In 2001, during Asseri’s first year as Saudi ambassador in Pakistan, the 9/11 attacks on New York led to greater cooperation between Islamabad and Riyadh in dealing with terrorism.

The Kingdom had been closely involved with Pakistan since its independence, he said. “King Abdul Aziz sent King Saud and Prince Faisal to Pakistan at that time. So if we go back through history, we can see that this relationship is truly unique.” 

Asseri also highlighted the ties between the two countries on humanitarian issues, security and military issues, saying: “Pakistan has suffered serious security and humanitarian consequences of the decades-long war in Afghanistan, besides housing millions of Afghan refugees.

“Together Saudi Arabia and Pakistan have worked for peace in Afghanistan and will do whatever it takes to achieve this long-desired goal.”

Asseri said Pakistanis were quick to show their appreciation for Saudi Arabia’s assistance in the past regardless of the change in Pakistani leadership over the years. 

“The relationship is unique because it is between people.
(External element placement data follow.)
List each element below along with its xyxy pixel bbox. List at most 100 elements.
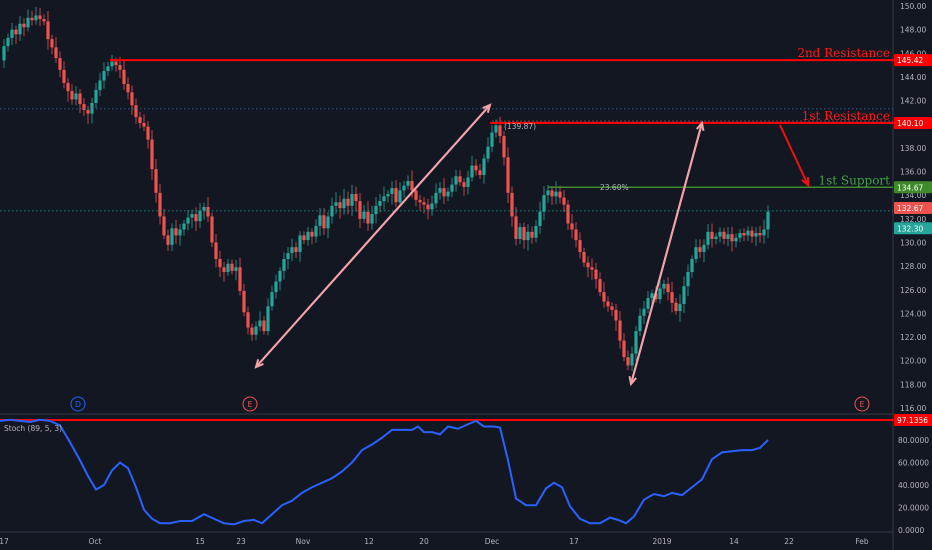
price-tick-label: 132.00 (900, 215, 926, 224)
candle-body (506, 157, 510, 193)
candle-body (414, 190, 418, 200)
candle-body (202, 207, 206, 211)
resistance-1-label: 1st Resistance (802, 109, 890, 123)
support-1-tag-text: 134.67 (897, 183, 923, 192)
candle-body (462, 182, 466, 187)
candle-body (230, 263, 234, 271)
candle-body (610, 306, 614, 310)
candle-body (574, 229, 578, 241)
candle-body (162, 216, 166, 236)
candle-body (518, 227, 522, 239)
candle-body (586, 262, 590, 268)
candle-body (342, 198, 346, 209)
candle-body (754, 233, 758, 237)
candle-body (274, 281, 278, 293)
candle-body (346, 198, 350, 206)
candle-body (98, 80, 102, 90)
price-tick-label: 134.00 (900, 191, 926, 200)
candle-body (638, 315, 642, 332)
candle-body (374, 205, 378, 215)
candle-body (454, 176, 458, 185)
candle-body (298, 235, 302, 252)
time-tick-label: 22 (784, 537, 794, 546)
candle-body (558, 191, 562, 198)
candle-body (514, 216, 518, 239)
candle-body (190, 214, 194, 218)
candle-body (266, 306, 270, 332)
candle-body (234, 267, 238, 271)
resistance-1-tag: 140.10 (894, 117, 932, 130)
candle-body (62, 69, 66, 83)
resistance-2-tag-bg (894, 54, 932, 67)
candle-body (646, 298, 650, 309)
candle-body (718, 231, 722, 237)
candle-body (270, 292, 274, 307)
candle-body (730, 234, 734, 242)
price-tick-label: 124.00 (900, 309, 926, 318)
candle-body (698, 247, 702, 252)
candle-body (130, 92, 134, 106)
target-arrow-down-head (801, 176, 810, 188)
trend-arrow-up (255, 104, 491, 368)
candle-body (282, 259, 286, 271)
time-tick-label: Feb (855, 537, 869, 546)
candle-body (402, 185, 406, 191)
candle-body (398, 190, 402, 203)
price-tick-label: 138.00 (900, 144, 926, 153)
candle-body (654, 293, 658, 300)
candle-body (294, 247, 298, 252)
trend-arrow-down-head (254, 359, 264, 369)
candle-body (590, 267, 594, 270)
resistance-2-label: 2nd Resistance (797, 46, 890, 60)
candle-body (386, 193, 390, 197)
candle-body (522, 227, 526, 241)
support-1-tag: 134.67 (894, 181, 932, 194)
candle-body (562, 197, 566, 205)
candle-body (262, 320, 266, 332)
candle-body (658, 288, 662, 300)
candle-body (222, 267, 226, 273)
event-marker: E (854, 396, 870, 412)
candle-body (762, 229, 766, 236)
resistance-1-tag-text: 140.10 (897, 119, 923, 128)
candle-body (446, 191, 450, 197)
candle-body (350, 193, 354, 206)
candle-body (38, 15, 42, 20)
candle-body (18, 23, 22, 35)
osc-tick-label: 80.0000 (898, 436, 929, 445)
candle-body (594, 269, 598, 280)
candle-body (742, 233, 746, 236)
candle-body (370, 214, 374, 224)
event-marker: E (242, 396, 258, 412)
oscillator-label: Stoch (89, 5, 3) (4, 424, 62, 433)
osc-tick-label: 0.0000 (898, 526, 924, 535)
candle-body (706, 231, 710, 245)
candle-body (206, 207, 210, 217)
candle-body (246, 312, 250, 328)
candle-body (186, 217, 190, 224)
candle-body (250, 327, 254, 335)
candle-body (242, 290, 246, 313)
candle-body (526, 231, 530, 241)
projection-arrow-base (630, 122, 703, 385)
candle-body (306, 231, 310, 241)
candle-body (634, 331, 638, 354)
event-letter: E (859, 400, 864, 409)
event-letter: D (75, 400, 81, 409)
candle-body (90, 102, 94, 114)
candle-body (738, 233, 742, 238)
time-tick-label: 14 (729, 537, 739, 546)
candle-body (354, 193, 358, 202)
candle-body (482, 158, 486, 176)
time-tick-label: 2019 (652, 537, 671, 546)
target-arrow-down (779, 124, 809, 186)
candle-body (94, 89, 98, 103)
candle-body (158, 192, 162, 217)
candle-body (310, 231, 314, 237)
candle-body (750, 230, 754, 237)
time-tick-label: Oct (89, 537, 102, 546)
candle-body (34, 15, 38, 21)
candle-body (326, 216, 330, 229)
candle-body (478, 170, 482, 176)
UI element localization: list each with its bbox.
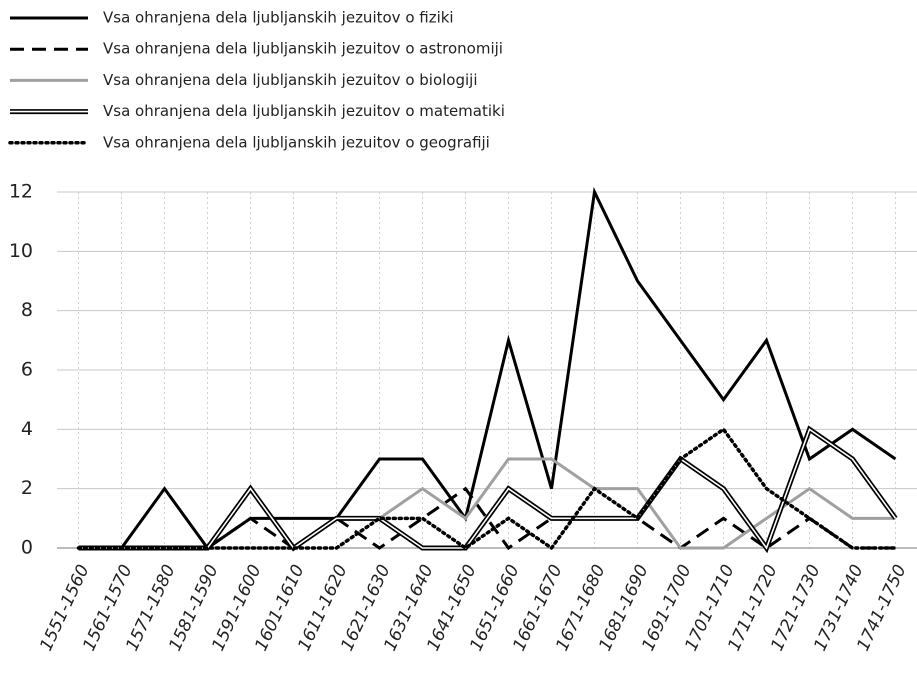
series-line bbox=[78, 457, 896, 550]
y-tick-label: 12 bbox=[9, 181, 33, 203]
y-tick-label: 0 bbox=[21, 537, 33, 559]
y-tick-label: 2 bbox=[21, 477, 33, 499]
legend-label: Vsa ohranjena dela ljubljanskih jezuitov… bbox=[103, 71, 478, 89]
legend-label: Vsa ohranjena dela ljubljanskih jezuitov… bbox=[103, 102, 505, 120]
legend-label: Vsa ohranjena dela ljubljanskih jezuitov… bbox=[103, 40, 503, 58]
y-tick-label: 8 bbox=[21, 299, 33, 321]
legend-label: Vsa ohranjena dela ljubljanskih jezuitov… bbox=[103, 133, 490, 151]
y-tick-label: 6 bbox=[21, 359, 33, 381]
series-line-inner bbox=[78, 428, 897, 550]
legend-label: Vsa ohranjena dela ljubljanskih jezuitov… bbox=[103, 9, 454, 27]
y-tick-label: 4 bbox=[21, 418, 33, 440]
series-line bbox=[78, 486, 896, 551]
series-line bbox=[76, 426, 898, 551]
y-tick-label: 10 bbox=[9, 240, 33, 262]
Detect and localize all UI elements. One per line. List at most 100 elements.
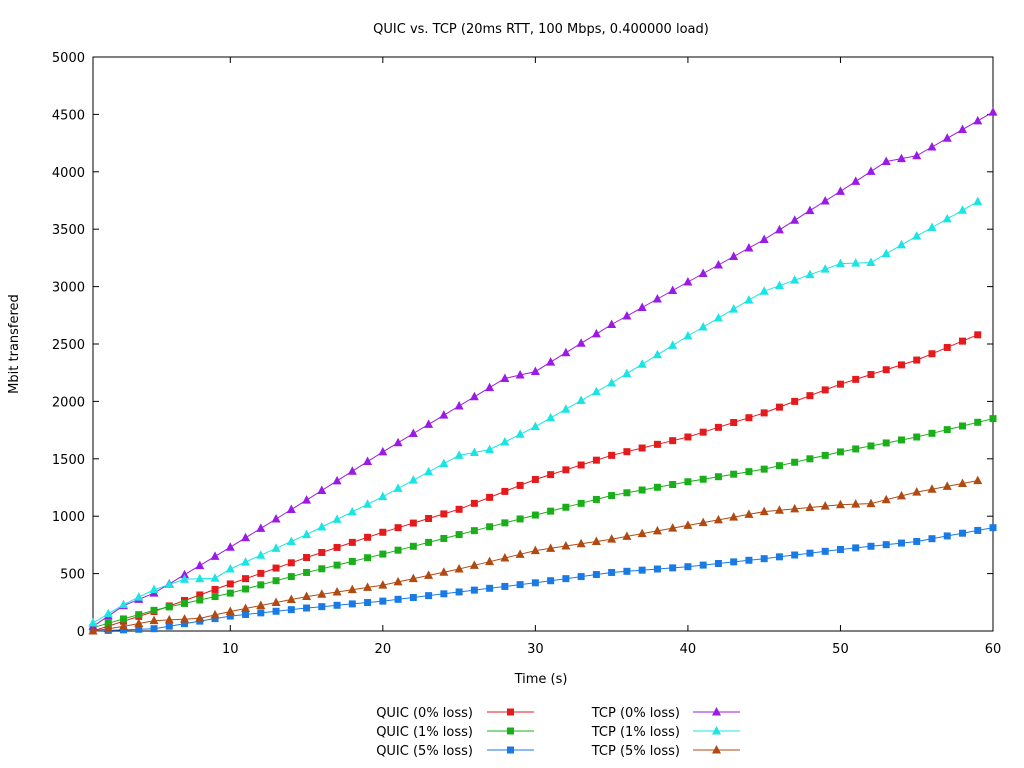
- data-point: [180, 614, 190, 623]
- data-point: [974, 331, 982, 339]
- data-point: [974, 418, 982, 426]
- data-point: [225, 564, 235, 573]
- data-point: [957, 205, 967, 214]
- y-axis: 0 500 1000 1500 2000 2500 3000 3500 4000 4500 5000: [52, 51, 993, 640]
- data-point: [835, 186, 845, 195]
- y-tick-label: 2000: [52, 395, 85, 410]
- data-point: [562, 575, 570, 583]
- data-point: [592, 571, 600, 579]
- data-point: [333, 543, 341, 551]
- series-line: [92, 201, 978, 624]
- data-point: [957, 478, 967, 487]
- data-point: [653, 483, 661, 491]
- data-point: [531, 579, 539, 587]
- data-point: [347, 506, 357, 516]
- data-point: [683, 277, 693, 286]
- data-point: [821, 451, 829, 459]
- data-point: [745, 468, 753, 476]
- data-point: [637, 528, 647, 538]
- x-tick-label: 60: [985, 642, 1002, 657]
- y-tick-label: 2500: [52, 338, 85, 353]
- data-point: [576, 395, 586, 404]
- data-point: [881, 494, 891, 504]
- data-point: [851, 499, 861, 508]
- data-point: [195, 573, 205, 583]
- data-point: [164, 579, 174, 589]
- data-point: [927, 222, 937, 231]
- data-point: [454, 564, 464, 573]
- data-point: [973, 475, 983, 485]
- legend-entry-5: TCP (1% loss): [591, 725, 740, 740]
- data-point: [866, 166, 876, 175]
- data-point: [409, 542, 417, 550]
- data-point: [226, 612, 234, 620]
- data-point: [988, 107, 998, 116]
- legend-swatch-marker: [507, 746, 514, 754]
- data-point: [501, 519, 509, 527]
- data-point: [501, 582, 509, 590]
- data-point: [698, 322, 708, 331]
- data-point: [669, 564, 677, 572]
- x-tick-label: 40: [680, 642, 697, 657]
- data-point: [835, 499, 845, 509]
- data-point: [516, 581, 524, 589]
- data-point: [501, 487, 509, 495]
- data-point: [896, 153, 906, 163]
- data-point: [440, 510, 448, 518]
- data-point: [608, 492, 616, 500]
- data-point: [576, 538, 586, 548]
- data-point: [684, 478, 692, 486]
- data-point: [302, 529, 312, 539]
- data-point: [486, 493, 494, 501]
- data-point: [226, 580, 234, 588]
- data-point: [303, 554, 311, 562]
- data-point: [455, 588, 463, 596]
- legend-swatch-marker: [507, 708, 514, 716]
- data-point: [790, 275, 800, 284]
- data-point: [363, 499, 373, 508]
- data-point: [730, 470, 738, 478]
- data-point: [684, 433, 692, 441]
- data-point: [881, 248, 891, 258]
- data-point: [974, 526, 982, 534]
- data-point: [607, 319, 617, 328]
- data-point: [592, 456, 600, 464]
- data-point: [165, 603, 173, 611]
- chart-title: QUIC vs. TCP (20ms RTT, 100 Mbps, 0.4000…: [373, 22, 709, 37]
- data-point: [149, 615, 159, 625]
- data-point: [272, 564, 280, 572]
- data-point: [241, 603, 251, 612]
- data-point: [562, 503, 570, 511]
- y-tick-label: 1500: [52, 453, 85, 468]
- data-point: [744, 243, 754, 252]
- data-point: [210, 609, 220, 619]
- data-point: [851, 176, 861, 185]
- data-point: [348, 600, 356, 608]
- data-point: [577, 461, 585, 469]
- data-point: [652, 349, 662, 359]
- data-point: [332, 586, 342, 596]
- data-point: [713, 260, 723, 269]
- data-point: [805, 205, 815, 215]
- data-point: [989, 524, 997, 532]
- data-point: [942, 213, 952, 223]
- data-point: [943, 343, 951, 351]
- data-point: [912, 150, 922, 160]
- data-point: [821, 386, 829, 394]
- data-point: [424, 466, 434, 476]
- data-point: [516, 515, 524, 523]
- data-point: [500, 436, 510, 446]
- data-point: [455, 531, 463, 539]
- data-point: [913, 356, 921, 364]
- data-point: [913, 433, 921, 441]
- data-point: [150, 606, 158, 614]
- data-point: [135, 625, 143, 633]
- data-point: [668, 523, 678, 532]
- data-point: [470, 586, 478, 594]
- data-point: [669, 481, 677, 489]
- data-point: [608, 451, 616, 459]
- data-point: [333, 601, 341, 609]
- data-point: [485, 556, 495, 566]
- legend-swatch-marker: [507, 727, 514, 735]
- data-point: [364, 554, 372, 562]
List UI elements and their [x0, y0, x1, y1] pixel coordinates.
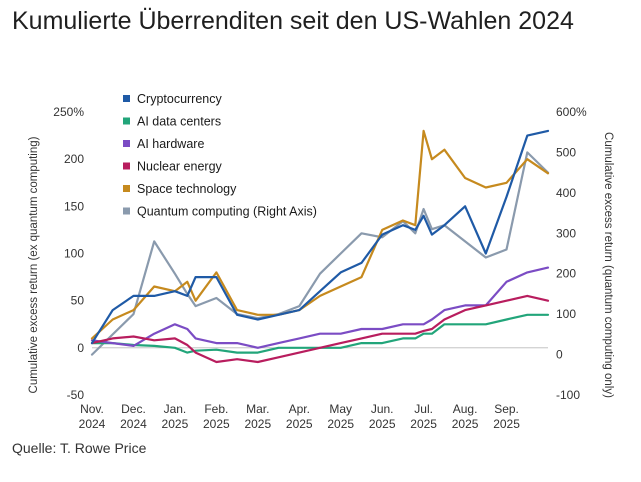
x-tick-label: Sep. 2025 [493, 402, 520, 431]
legend-label: Space technology [137, 182, 237, 196]
right-tick-label: 200 [556, 267, 576, 281]
x-tick-label: Aug. 2025 [452, 402, 479, 431]
x-tick-label: Jan. 2025 [162, 402, 189, 431]
x-tick-label: Nov. 2024 [79, 402, 106, 431]
legend-label: AI data centers [137, 115, 221, 129]
left-tick-label: 250% [53, 105, 84, 119]
left-tick-label: 100 [64, 247, 84, 261]
right-tick-label: 0 [556, 348, 563, 362]
x-tick-label: Feb. 2025 [203, 402, 230, 431]
right-tick-label: 300 [556, 226, 576, 240]
right-tick-label: 600% [556, 105, 587, 119]
legend-label: Nuclear energy [137, 160, 223, 174]
x-axis-ticks: Nov. 2024 Dec. 2024 Jan. 2025 Feb. 2025 Mar. 2025… [79, 402, 521, 431]
right-tick-label: 100 [556, 307, 576, 321]
x-tick-label: Jun. 2025 [369, 402, 396, 431]
series-line-4 [90, 129, 550, 340]
left-tick-label: -50 [67, 388, 85, 402]
series-line-3 [90, 294, 550, 364]
left-tick-label: 200 [64, 152, 84, 166]
legend-swatch [123, 185, 130, 192]
x-tick-label: Jul. 2025 [410, 402, 437, 431]
series-line-0 [90, 129, 550, 345]
right-axis-label: Cumulative excess return (quantum comput… [602, 132, 614, 398]
left-axis-label: Cumulative excess return (ex quantum com… [28, 136, 40, 393]
chart-legend: Cryptocurrency AI data centers AI hardware… [123, 92, 317, 219]
legend-swatch [123, 207, 130, 215]
left-axis-ticks: 250% 200 150 100 50 0 -50 [53, 105, 84, 402]
series-line-2 [90, 266, 550, 349]
x-tick-label: May 2025 [327, 402, 354, 431]
right-axis-ticks: 600% 500 400 300 200 100 0 -100 [556, 105, 587, 402]
left-tick-label: 50 [71, 294, 85, 308]
legend-swatch [123, 117, 130, 125]
series-line-1 [90, 313, 550, 354]
legend-swatch [123, 140, 130, 147]
legend-swatch [123, 95, 130, 102]
right-tick-label: -100 [556, 388, 580, 402]
legend-swatch [123, 162, 130, 170]
series-layer [90, 129, 550, 364]
x-tick-label: Mar. 2025 [244, 402, 271, 431]
left-tick-label: 150 [64, 199, 84, 213]
chart-title: Kumulierte Überrenditen seit den US-Wahl… [12, 7, 574, 35]
source-note: Quelle: T. Rowe Price [12, 440, 147, 456]
legend-label: Cryptocurrency [137, 92, 222, 106]
x-tick-label: Apr. 2025 [286, 402, 313, 431]
legend-label: Quantum computing (Right Axis) [137, 205, 317, 219]
legend-label: AI hardware [137, 137, 204, 151]
right-tick-label: 500 [556, 145, 576, 159]
series-line-5 [90, 151, 550, 356]
x-tick-label: Dec. 2024 [120, 402, 147, 431]
left-tick-label: 0 [77, 341, 84, 355]
right-tick-label: 400 [556, 186, 576, 200]
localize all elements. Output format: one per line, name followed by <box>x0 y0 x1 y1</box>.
Such a relationship (will) keep growing with every generation.

“When Pakistan was in a difficult position in 2005 after a devastating earthquake, Saudi Arabia went out of its way to provide the support it needed. Prince Ahmed bin Abdul Aziz and eight ministers visited Balochistan. Field hospitals were created with Saudi doctors treating people and performing surgery there.” 

Pakistan also has a deep loyalty to Saudi Arabia, Asseri said. “Pakistan has military expertise, and through cooperation between the two countries, it helped the Saudi military during its development.” 

“The Kingdom’s recent appointment of a Saudi commercial attache in Pakistan will also bolster the economic links between the two countries,” he said. 

“There are good minds in Pakistan and good products that could be manufactured in Saudi Arabia.”

Asseri said he is also optimistic that Saudi plans to build a major oil refinery in Gwadar will help create an “economic hub.” 

The former envoy said the Saudi crown prince’s visit to Pakistan will add to the relationship between the countries. 

Pakistan’s relatively young population is also hoping for a stronger relationship with the Kingdom. 

“Young Pakistanis who are advanced in the IT and industrial sectors are looking forward to helping and cooperating with Saudi Arabia, and sharing their experiences and knowledge,” he said.